Actual and expected behavior

Using above code, my expectation is to execute heavy_1 over 100 times more likely than light_1. It's not happening. Instead, both task probability of execution is 1:1. When both tasks are in the same TaskSet it works as expected. When we add dummy task to Heavy like this:

@task(1)
    def dummy(self):
        pass

Everything started to work correctly. It seems that weight calculation is always against task with lowes weight not one common value for all TaskSet's.

Environment settings (for bug reports)

Steps to reproduce (for bug reports)

Described above.

aldenpeterson-wf commented 6 years ago

How are you running locust?

If you specify multiple Locusts each is controlled independently so you'd see the expected behavior you are referring to because the timing would be unique per locust.

I think what you want is something like:

class LightAndHeavy(HttpLocust):
    task_set = [LightSet , HeavySet]
    weight = 1
    host = 'localhost'

which will combine the task sets into a single locust.

mkusz commented 6 years ago

@aldenpeterson-wf It won't work.
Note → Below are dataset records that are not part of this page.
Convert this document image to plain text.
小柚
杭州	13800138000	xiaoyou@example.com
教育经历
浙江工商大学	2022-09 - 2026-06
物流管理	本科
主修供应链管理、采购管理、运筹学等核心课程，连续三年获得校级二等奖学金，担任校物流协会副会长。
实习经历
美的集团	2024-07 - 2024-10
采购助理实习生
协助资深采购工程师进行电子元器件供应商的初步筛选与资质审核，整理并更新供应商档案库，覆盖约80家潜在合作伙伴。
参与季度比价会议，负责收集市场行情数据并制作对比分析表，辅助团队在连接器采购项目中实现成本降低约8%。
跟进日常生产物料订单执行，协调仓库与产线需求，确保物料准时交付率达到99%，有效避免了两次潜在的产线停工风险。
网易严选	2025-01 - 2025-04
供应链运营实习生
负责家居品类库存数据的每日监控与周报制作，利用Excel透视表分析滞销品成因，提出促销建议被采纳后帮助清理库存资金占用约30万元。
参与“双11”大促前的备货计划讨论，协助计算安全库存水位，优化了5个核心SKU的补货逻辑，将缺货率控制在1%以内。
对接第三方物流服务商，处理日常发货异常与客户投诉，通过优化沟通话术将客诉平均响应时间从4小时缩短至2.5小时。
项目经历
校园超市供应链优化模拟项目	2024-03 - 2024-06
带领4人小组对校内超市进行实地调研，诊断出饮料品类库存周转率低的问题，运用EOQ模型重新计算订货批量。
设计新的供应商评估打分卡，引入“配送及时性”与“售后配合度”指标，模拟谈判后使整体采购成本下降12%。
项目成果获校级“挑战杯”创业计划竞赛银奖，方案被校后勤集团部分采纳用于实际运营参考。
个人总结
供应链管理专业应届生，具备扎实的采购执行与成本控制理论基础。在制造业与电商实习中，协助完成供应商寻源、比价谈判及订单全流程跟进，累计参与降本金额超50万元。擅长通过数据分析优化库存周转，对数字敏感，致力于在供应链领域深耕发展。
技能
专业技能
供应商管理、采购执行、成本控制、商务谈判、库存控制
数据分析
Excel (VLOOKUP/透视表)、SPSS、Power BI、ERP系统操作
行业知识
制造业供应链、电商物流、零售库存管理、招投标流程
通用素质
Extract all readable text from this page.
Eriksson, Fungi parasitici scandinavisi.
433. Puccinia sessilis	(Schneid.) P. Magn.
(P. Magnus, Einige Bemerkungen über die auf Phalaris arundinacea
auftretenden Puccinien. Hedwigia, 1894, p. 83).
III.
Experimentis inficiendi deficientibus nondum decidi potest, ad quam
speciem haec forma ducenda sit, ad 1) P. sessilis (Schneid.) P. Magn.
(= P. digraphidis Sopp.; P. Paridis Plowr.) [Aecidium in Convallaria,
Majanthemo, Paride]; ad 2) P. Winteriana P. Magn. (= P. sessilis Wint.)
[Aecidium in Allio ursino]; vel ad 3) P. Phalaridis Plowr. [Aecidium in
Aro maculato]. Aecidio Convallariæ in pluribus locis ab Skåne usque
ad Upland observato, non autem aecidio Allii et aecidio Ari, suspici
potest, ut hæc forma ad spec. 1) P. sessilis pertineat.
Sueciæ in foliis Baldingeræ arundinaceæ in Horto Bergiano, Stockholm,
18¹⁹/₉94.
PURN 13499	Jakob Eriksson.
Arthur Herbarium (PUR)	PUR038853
First of all, we get: TypeError: 'list' object is not callable Reason for that is how task set is started (take a look at run() method in Locust object that is a parent for HttpLocust). Second thing is that sometimes we need to split tasks over various hosts that single system is build of (for example, an authentication server is separated from rest of the API). Using your approach I will be forced to switch host inside task set and I don't think is the way we should do it. The third thing is running tasks in distributed Locust configuration in which this kind of weight calculation will lead to wrong task execution probability. Mostly because of the third point, I think that all weights should be calculated against one common value not the task with the lowest weight.

aldenpeterson-wf commented 6 years ago

@aldenpeterson-wf It won't work

Oops. Needs to be:

class LightAndHeavy(HttpLocust):
    class AllTasks(TaskSet):
        task_set = [LightSet , HeavySet]
    task_set = AllTasks

Mostly because of the third point, I think that all weights should be calculated against one common value not the task with the lowest weight.
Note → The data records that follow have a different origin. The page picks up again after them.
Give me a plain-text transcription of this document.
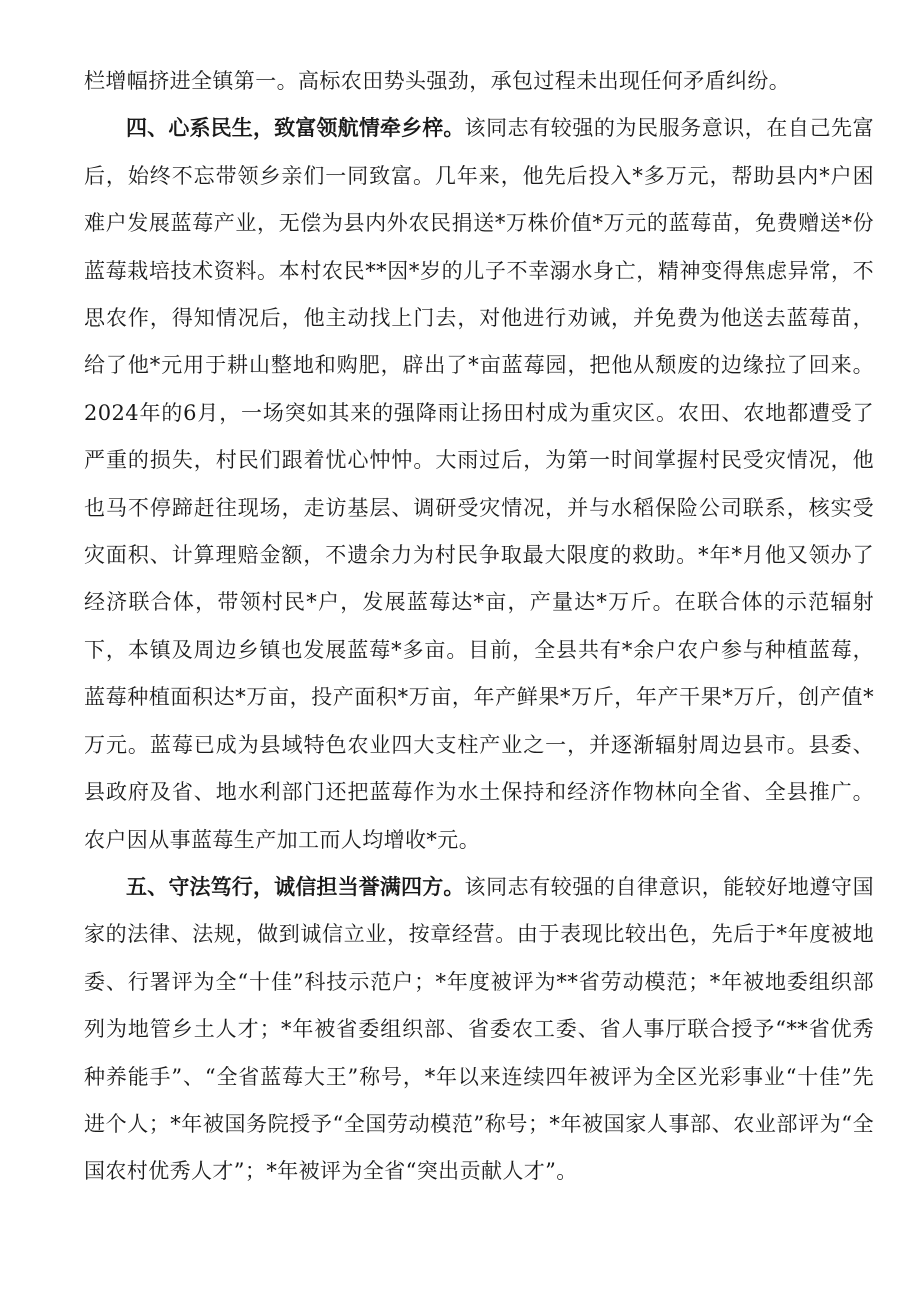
栏增幅挤进全镇第一。高标农田势头强劲，承包过程未出现任何矛盾纠纷。

四、心系民生，致富领航情牵乡梓。该同志有较强的为民服务意识，在自己先富后，始终不忘带领乡亲们一同致富。几年来，他先后投入*多万元，帮助县内*户困难户发展蓝莓产业，无偿为县内外农民捐送*万株价值*万元的蓝莓苗，免费赠送*份蓝莓栽培技术资料。本村农民**因*岁的儿子不幸溺水身亡，精神变得焦虑异常，不思农作，得知情况后，他主动找上门去，对他进行劝诫，并免费为他送去蓝莓苗，给了他*元用于耕山整地和购肥，辟出了*亩蓝莓园，把他从颓废的边缘拉了回来。2024年的6月，一场突如其来的强降雨让扬田村成为重灾区。农田、农地都遭受了严重的损失，村民们跟着忧心忡忡。大雨过后，为第一时间掌握村民受灾情况，他也马不停蹄赶往现场，走访基层、调研受灾情况，并与水稻保险公司联系，核实受灾面积、计算理赔金额，不遗余力为村民争取最大限度的救助。*年*月他又领办了经济联合体，带领村民*户，发展蓝莓达*亩，产量达*万斤。在联合体的示范辐射下，本镇及周边乡镇也发展蓝莓*多亩。目前，全县共有*余户农户参与种植蓝莓，蓝莓种植面积达*万亩，投产面积*万亩，年产鲜果*万斤，年产干果*万斤，创产值*万元。蓝莓已成为县域特色农业四大支柱产业之一，并逐渐辐射周边县市。县委、县政府及省、地水利部门还把蓝莓作为水土保持和经济作物林向全省、全县推广。农户因从事蓝莓生产加工而人均增收*元。

五、守法笃行，诚信担当誉满四方。该同志有较强的自律意识，能较好地遵守国家的法律、法规，做到诚信立业，按章经营。由于表现比较出色，先后于*年度被地委、行署评为全“十佳”科技示范户；*年度被评为**省劳动模范；*年被地委组织部列为地管乡土人才；*年被省委组织部、省委农工委、省人事厅联合授予“**省优秀种养能手”、“全省蓝莓大王”称号，*年以来连续四年被评为全区光彩事业“十佳”先进个人；*年被国务院授予“全国劳动模范”称号；*年被国家人事部、农业部评为“全国农村优秀人才”；*年被评为全省“突出贡献人才”。
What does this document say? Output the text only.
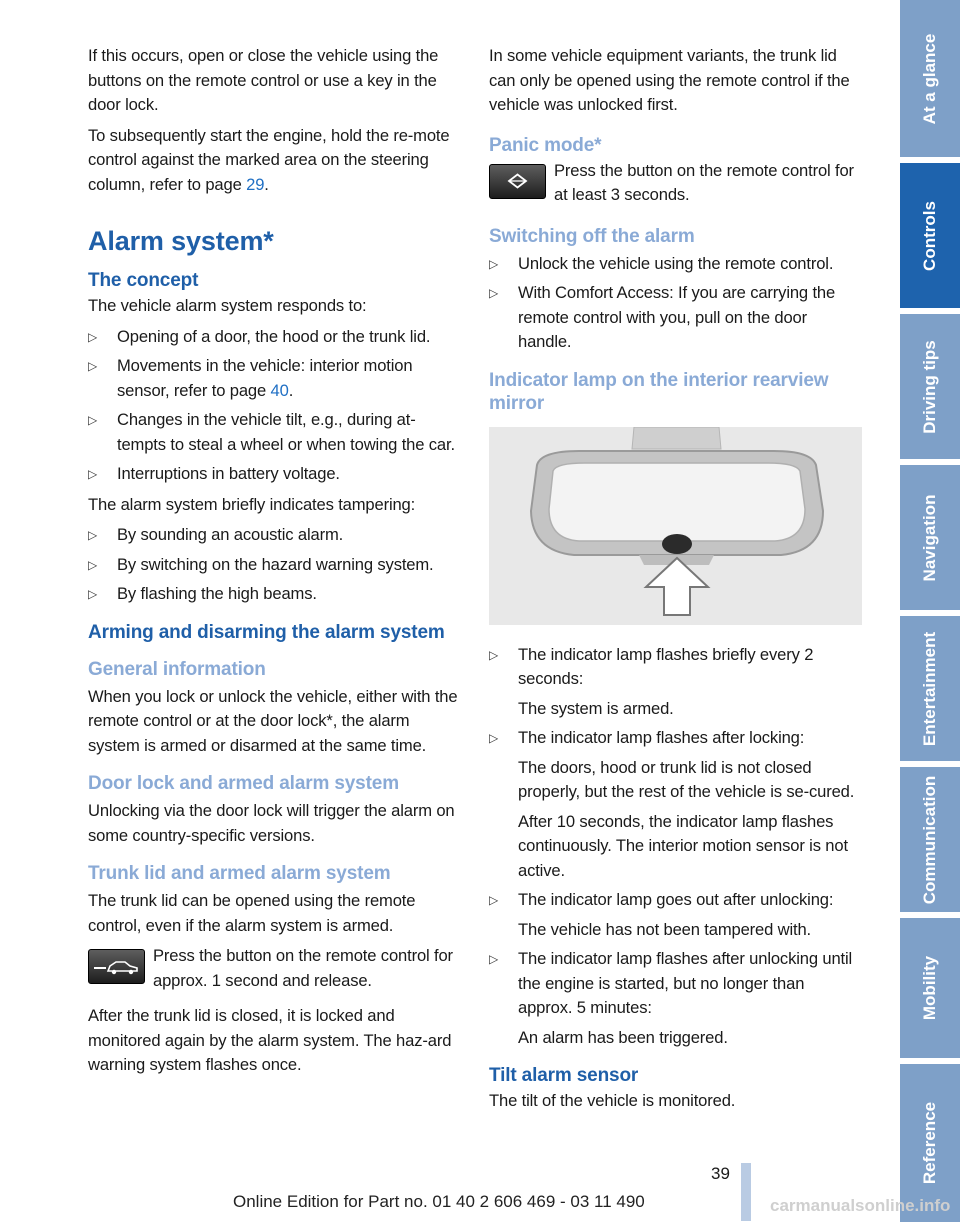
If this occurs, open or close the vehicle using the buttons on the remote control or use a key in the door lock.

To subsequently start the engine, hold the re-mote control against the marked area on the steering column, refer to page 29.

Alarm system*
The concept

The vehicle alarm system responds to:

▷ Opening of a door, the hood or the trunk lid.
▷ Movements in the vehicle: interior motion sensor, refer to page 40.
▷ Changes in the vehicle tilt, e.g., during at-tempts to steal a wheel or when towing the car.
▷ Interruptions in battery voltage.

The alarm system briefly indicates tampering:

▷ By sounding an acoustic alarm.
▷ By switching on the hazard warning system.
▷ By flashing the high beams.
Arming and disarming the alarm system
General information

When you lock or unlock the vehicle, either with the remote control or at the door lock*, the alarm system is armed or disarmed at the same time.

Door lock and armed alarm system

Unlocking via the door lock will trigger the alarm on some country-specific versions.

Trunk lid and armed alarm system

The trunk lid can be opened using the remote control, even if the alarm system is armed.

Press the button on the remote control for approx. 1 second and release.

After the trunk lid is closed, it is locked and monitored again by the alarm system. The haz-ard warning system flashes once.

In some vehicle equipment variants, the trunk lid can only be opened using the remote control if the vehicle was unlocked first.

Panic mode*
Press the button on the remote control for at least 3 seconds.
Switching off the alarm
▷ Unlock the vehicle using the remote control.
▷ With Comfort Access: If you are carrying the remote control with you, pull on the door handle.
Indicator lamp on the interior rearview mirror
▷ The indicator lamp flashes briefly every 2 seconds:
The system is armed.
▷ The indicator lamp flashes after locking:
The doors, hood or trunk lid is not closed properly, but the rest of the vehicle is se-cured.
After 10 seconds, the indicator lamp flashes continuously. The interior motion sensor is not active.
▷ The indicator lamp goes out after unlocking:
The vehicle has not been tampered with.
▷ The indicator lamp flashes after unlocking until the engine is started, but no longer than approx. 5 minutes:
An alarm has been triggered.
Tilt alarm sensor

The tilt of the vehicle is monitored.

At a glance
Controls
Driving tips
Navigation
Entertainment
Communication
Mobility
Reference
39
Online Edition for Part no. 01 40 2 606 469 - 03 11 490	carmanualsonline.info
This isn't really the idea behind locust though. The paradigm Locust is designed with is to simulate users that have task sets associated with the users. What you are requesting is more of a "lots of users that all share a task set."

You could pretty easily accomplish what you are looking to do with a custom client, too.

mkusz commented 6 years ago

@aldenpeterson-wf Thanks for this code snippet (inside AllTasks task_set should be tasks). It's almost what I need. One thing that is not fixed by this tasks nesting is a problem with testing a system that is spread over various hosts. It can be achieved by switching client base_url but I don't think is a way it should be done. My idea was to implement TaskSet per host and run them all at the same time, but it will not work as intended because of the weight problem I have reported.

aldenpeterson-wf commented 6 years ago

@mkusz I'm assuming this is resolved - let me know if you need me to reopen this.